La société civile est composée d’une myriade d’organisations dites ONG. Rappelons-nous qu’une ONG « est essentiellement un organisme légalement constitué qui est dirigé par des personnes morales et ce indépendamment de toute législation gouvernementale. Dans les cas où les ONG sont financées partiellement ou totalement par les gouvernements, les ONG n’ont pas de représentant gouvernemental en leur sein afin de maintenir leur statut non-gouvernemental. Le terme employé pour celles qui ont une portée sociale plus large peut revêtir aussi une connotation politique. Cependant, toute ONG ne peut être une organisation uniquement politique. Le terme «organisation non gouvernementale» n’a pas de définition juridique et le terme d’« organisation de la société civile » convient dans de nombreuses juridictions » (http://www.ngo.in/).

On estime qu’environ 40 000 ONG opèrent au niveau international. Le processus de remodelage de l’État-providence a conduit au développement rapide des secteurs non-gouvernementaux en Occident. Avec le développement du processus de la mondialisation les ONG se sont multipliées. En fait, au 20e siècle, la mondialisation a rendu les gens conscients de l’importance des ONG (http://www.ngo.in/).

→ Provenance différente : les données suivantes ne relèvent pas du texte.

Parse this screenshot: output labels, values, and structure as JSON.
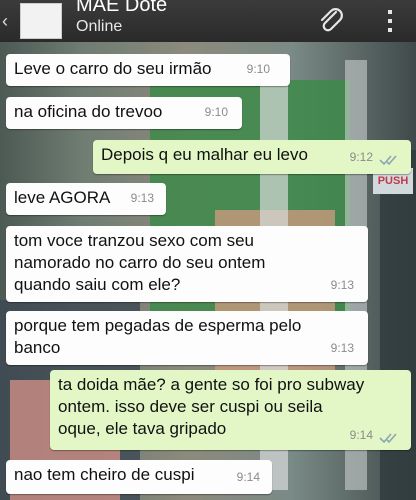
{
  "header": {
    "back_glyph": "‹",
    "contact_name": "MÃE Dote",
    "status": "Online",
    "icons": [
      "back-icon",
      "avatar",
      "paperclip-icon",
      "overflow-menu-icon"
    ]
  },
  "messages": [
    {
      "direction": "in",
      "text": "Leve o carro do seu irmão",
      "time": "9:10"
    },
    {
      "direction": "in",
      "text": "na oficina do trevoo",
      "time": "9:10"
    },
    {
      "direction": "out",
      "text": "Depois q eu malhar eu levo",
      "time": "9:12",
      "read": true
    },
    {
      "direction": "in",
      "text": "leve AGORA",
      "time": "9:13"
    },
    {
      "direction": "in",
      "text": "tom voce tranzou sexo com seu\nnamorado no carro do seu ontem\nquando saiu com ele?",
      "time": "9:13"
    },
    {
      "direction": "in",
      "text": "porque tem pegadas de esperma pelo\nbanco",
      "time": "9:13"
    },
    {
      "direction": "out",
      "text": "ta doida mãe? a gente so foi pro subway\nontem. isso deve ser cuspi ou seila\noque, ele tava gripado",
      "time": "9:14",
      "read": true
    },
    {
      "direction": "in",
      "text": "nao tem cheiro de cuspi",
      "time": "9:14"
    }
  ],
  "wallpaper": {
    "sign_text": "PUSH"
  },
  "colors": {
    "header_bg": "#2f2f2f",
    "incoming_bubble": "#fdfdfd",
    "outgoing_bubble": "#e3f7c6",
    "timestamp": "#8b8b8b",
    "read_ticks": "#8ca5b3"
  }
}
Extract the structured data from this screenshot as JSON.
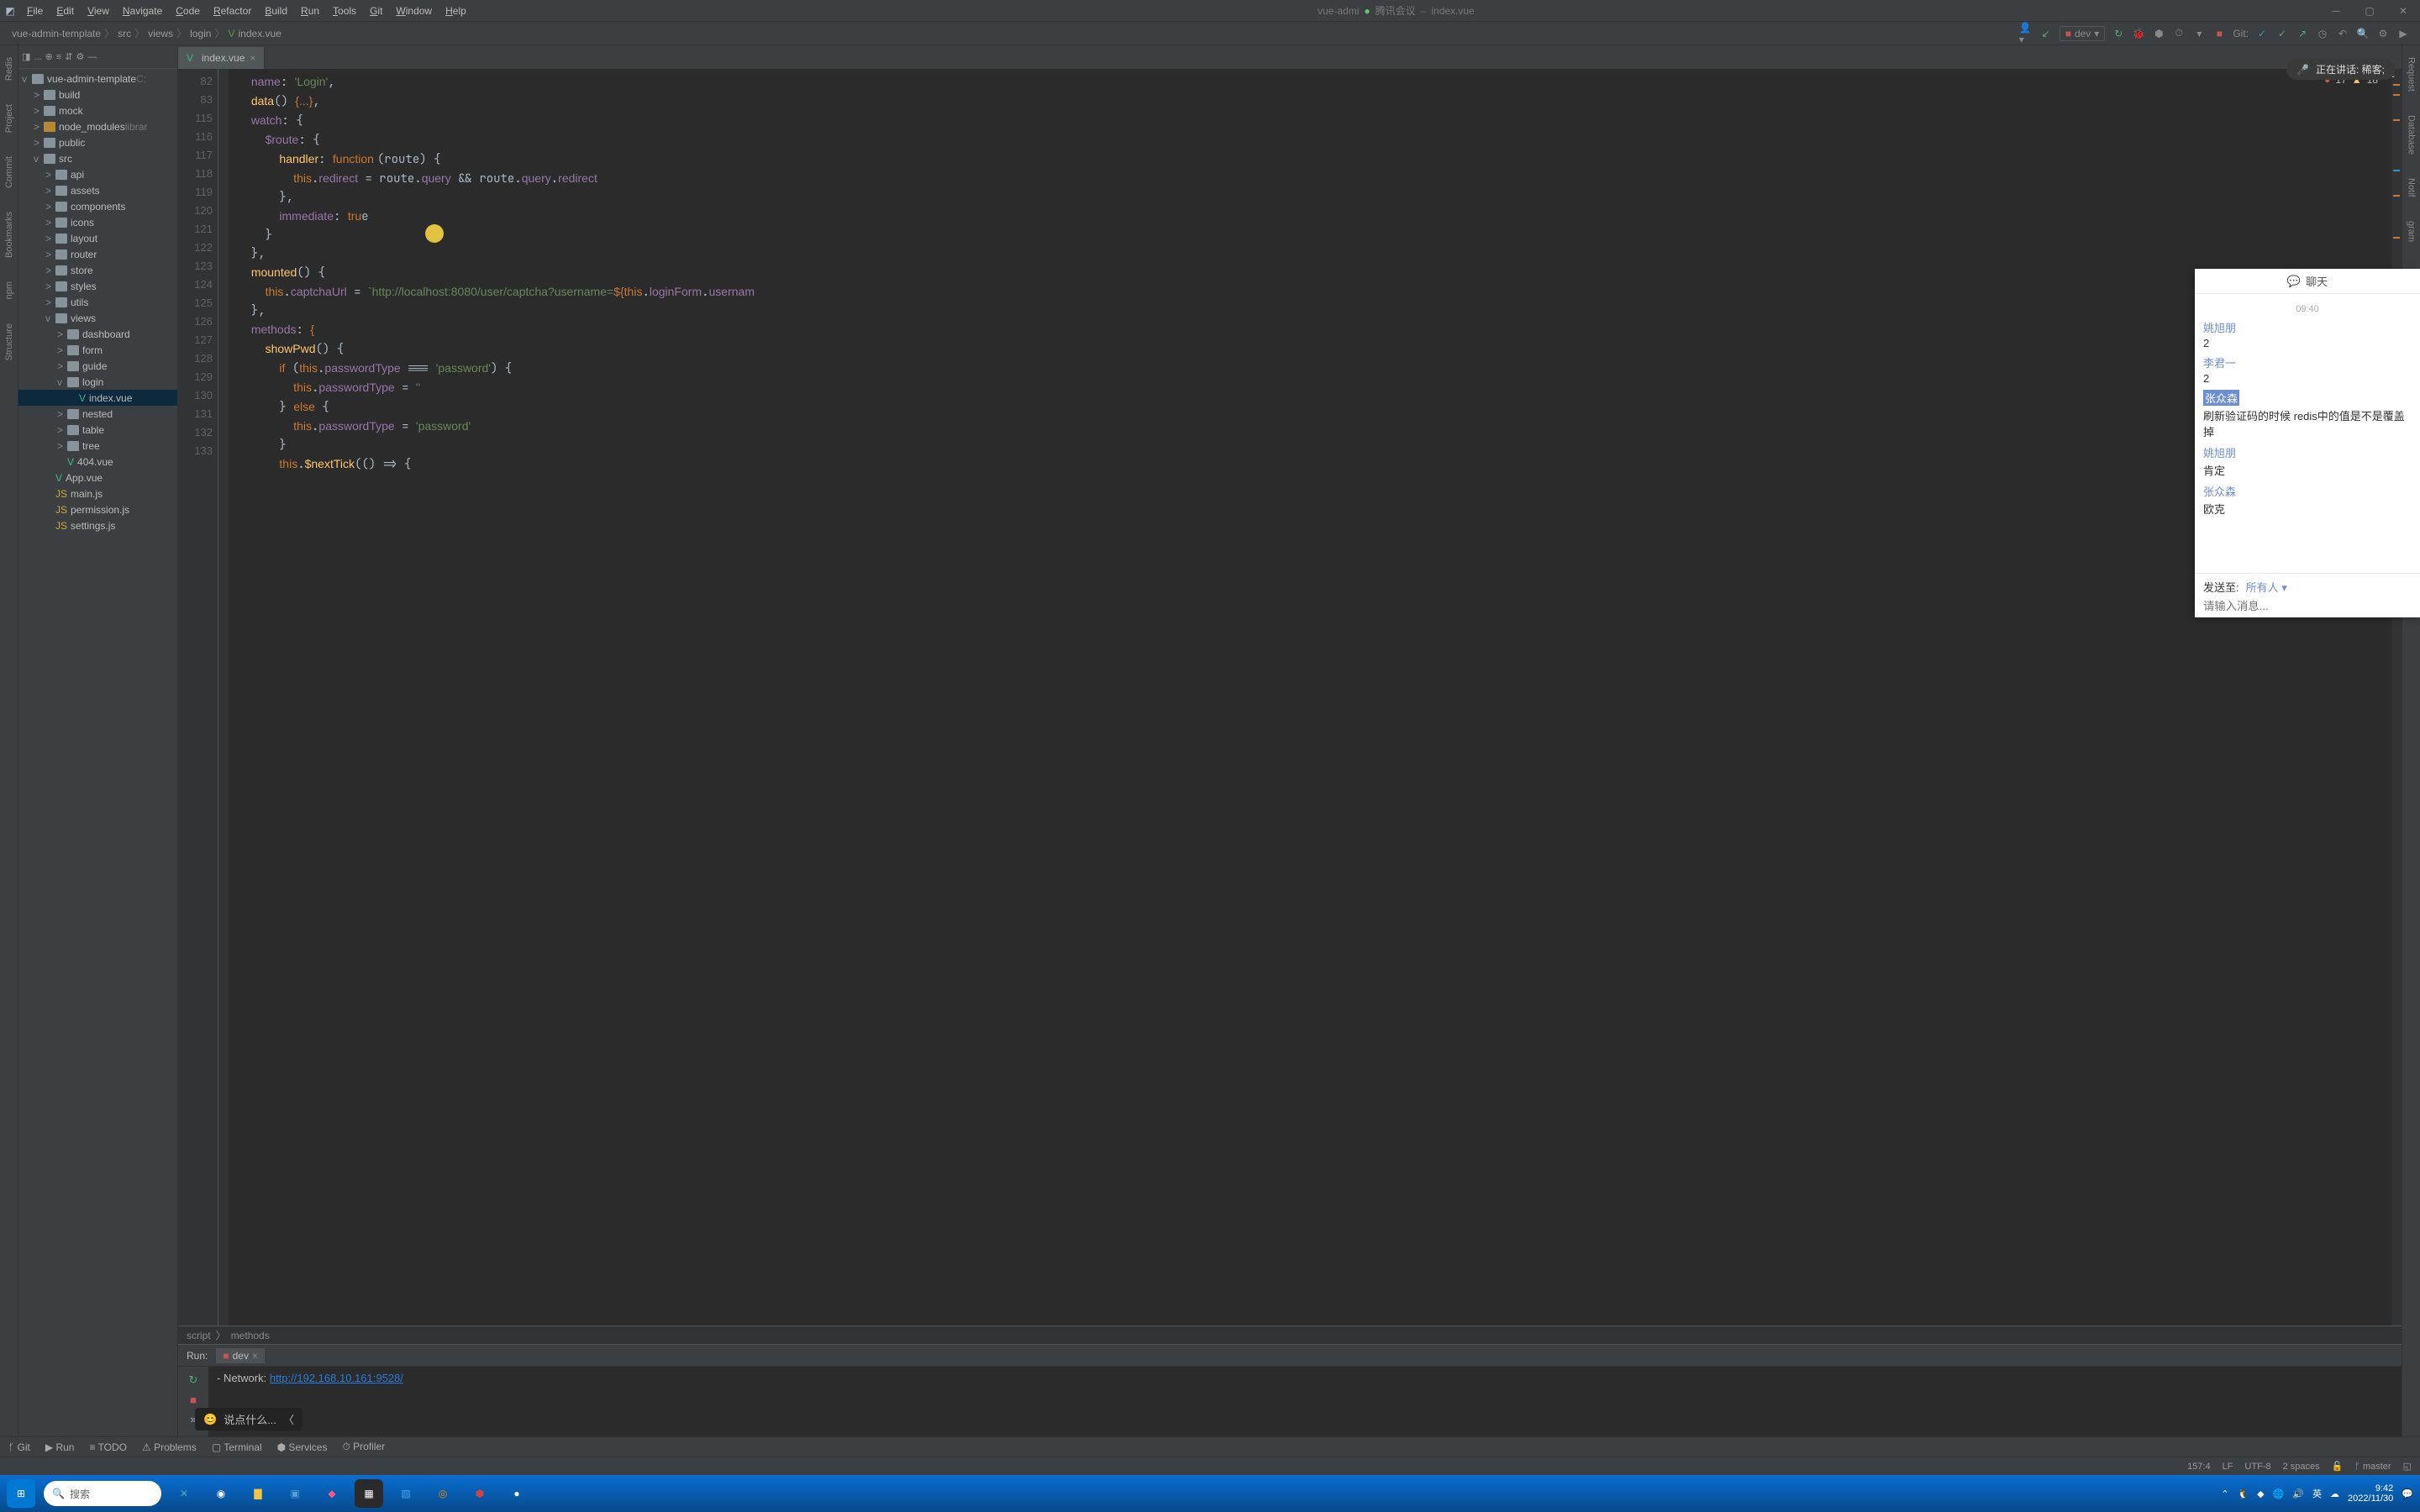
{
  "menu": [
    "File",
    "Edit",
    "View",
    "Navigate",
    "Code",
    "Refactor",
    "Build",
    "Run",
    "Tools",
    "Git",
    "Window",
    "Help"
  ],
  "title_tabs": [
    "vue-admi",
    "腾讯会议",
    "index.vue"
  ],
  "crumbs": [
    "vue-admin-template",
    "src",
    "views",
    "login",
    "index.vue"
  ],
  "run_config": "dev",
  "git_label": "Git:",
  "speak": {
    "label": "正在讲话: 稀客;"
  },
  "left_strips": [
    "Redis",
    "Project",
    "Commit",
    "Bookmarks",
    "npm",
    "Structure"
  ],
  "right_strips": [
    "Request",
    "Database",
    "Notif",
    "gram"
  ],
  "project_root": "vue-admin-template",
  "project_root_suffix": "C:",
  "tree": [
    {
      "d": 1,
      "a": ">",
      "t": "folder",
      "n": "build"
    },
    {
      "d": 1,
      "a": ">",
      "t": "folder",
      "n": "mock"
    },
    {
      "d": 1,
      "a": ">",
      "t": "lib",
      "n": "node_modules",
      "s": "librar"
    },
    {
      "d": 1,
      "a": ">",
      "t": "folder",
      "n": "public"
    },
    {
      "d": 1,
      "a": "v",
      "t": "folder",
      "n": "src"
    },
    {
      "d": 2,
      "a": ">",
      "t": "folder",
      "n": "api"
    },
    {
      "d": 2,
      "a": ">",
      "t": "folder",
      "n": "assets"
    },
    {
      "d": 2,
      "a": ">",
      "t": "folder",
      "n": "components"
    },
    {
      "d": 2,
      "a": ">",
      "t": "folder",
      "n": "icons"
    },
    {
      "d": 2,
      "a": ">",
      "t": "folder",
      "n": "layout"
    },
    {
      "d": 2,
      "a": ">",
      "t": "folder",
      "n": "router"
    },
    {
      "d": 2,
      "a": ">",
      "t": "folder",
      "n": "store"
    },
    {
      "d": 2,
      "a": ">",
      "t": "folder",
      "n": "styles"
    },
    {
      "d": 2,
      "a": ">",
      "t": "folder",
      "n": "utils"
    },
    {
      "d": 2,
      "a": "v",
      "t": "folder",
      "n": "views"
    },
    {
      "d": 3,
      "a": ">",
      "t": "folder",
      "n": "dashboard"
    },
    {
      "d": 3,
      "a": ">",
      "t": "folder",
      "n": "form"
    },
    {
      "d": 3,
      "a": ">",
      "t": "folder",
      "n": "guide"
    },
    {
      "d": 3,
      "a": "v",
      "t": "folder",
      "n": "login"
    },
    {
      "d": 4,
      "a": " ",
      "t": "vue",
      "n": "index.vue",
      "sel": true
    },
    {
      "d": 3,
      "a": ">",
      "t": "folder",
      "n": "nested"
    },
    {
      "d": 3,
      "a": ">",
      "t": "folder",
      "n": "table"
    },
    {
      "d": 3,
      "a": ">",
      "t": "folder",
      "n": "tree"
    },
    {
      "d": 3,
      "a": " ",
      "t": "vue",
      "n": "404.vue"
    },
    {
      "d": 2,
      "a": " ",
      "t": "vue",
      "n": "App.vue"
    },
    {
      "d": 2,
      "a": " ",
      "t": "js",
      "n": "main.js"
    },
    {
      "d": 2,
      "a": " ",
      "t": "js",
      "n": "permission.js"
    },
    {
      "d": 2,
      "a": " ",
      "t": "js",
      "n": "settings.js"
    }
  ],
  "tab": {
    "name": "index.vue"
  },
  "problems": {
    "errors": "17",
    "warnings": "18"
  },
  "gutter": [
    "82",
    "83",
    "115",
    "116",
    "117",
    "118",
    "119",
    "120",
    "121",
    "122",
    "123",
    "124",
    "125",
    "126",
    "127",
    "128",
    "129",
    "130",
    "131",
    "132",
    "133"
  ],
  "editor_breadcrumb": [
    "script",
    "methods"
  ],
  "run": {
    "title": "Run:",
    "config": "dev",
    "network": "- Network:  ",
    "url": "http://192.168.10.161:9528/",
    "say": "说点什么..."
  },
  "tools": [
    "Git",
    "Run",
    "TODO",
    "Problems",
    "Terminal",
    "Services",
    "Profiler"
  ],
  "status": {
    "pos": "157:4",
    "sep": "LF",
    "enc": "UTF-8",
    "indent": "2 spaces",
    "branch": "master"
  },
  "chat": {
    "title": "聊天",
    "time": "09:40",
    "msgs": [
      {
        "u": "姚旭朋",
        "m": "2"
      },
      {
        "u": "李君一",
        "m": "2"
      },
      {
        "u": "张众森",
        "m": "刷新验证码的时候 redis中的值是不是覆盖掉",
        "sel": true
      },
      {
        "u": "姚旭朋",
        "m": "肯定"
      },
      {
        "u": "张众森",
        "m": "欧克"
      }
    ],
    "to_label": "发送至:",
    "to": "所有人",
    "placeholder": "请输入消息..."
  },
  "taskbar": {
    "search": "搜索",
    "ime": "英",
    "time": "9:42",
    "date": "2022/11/30"
  }
}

Il y a beaucoup de problèmes qui ne peuvent être résolus efficacement dans un pays. Les organismes internationaux au niveau mondial dont les organisations internationales comme l’Organisation mondiale du commerce ont été considérés comme trop centrées sur les intérêts des entreprises capitalistes. La croissance et l’essor des ONG sont perçus comme une tentative pour renverser cette tendance. Les ONG se préoccupent des questions fondamentales liées à des causes humaines comme le développement durable, l’aide au développement et d’autres questions humanitaires. Un exemple remarquable d’une organisation en faveur des personnes est le Forum social mondial. Cette organisation se veut présenter un discours opposé à celui du Forum économique mondial qui se tient à Davos à chaque année. Dans certains cas, il représente les mouvements populaires des pauvres ou bien peut être considéré comme une forme aristocratique de la politique » (http://www.ngo.in/).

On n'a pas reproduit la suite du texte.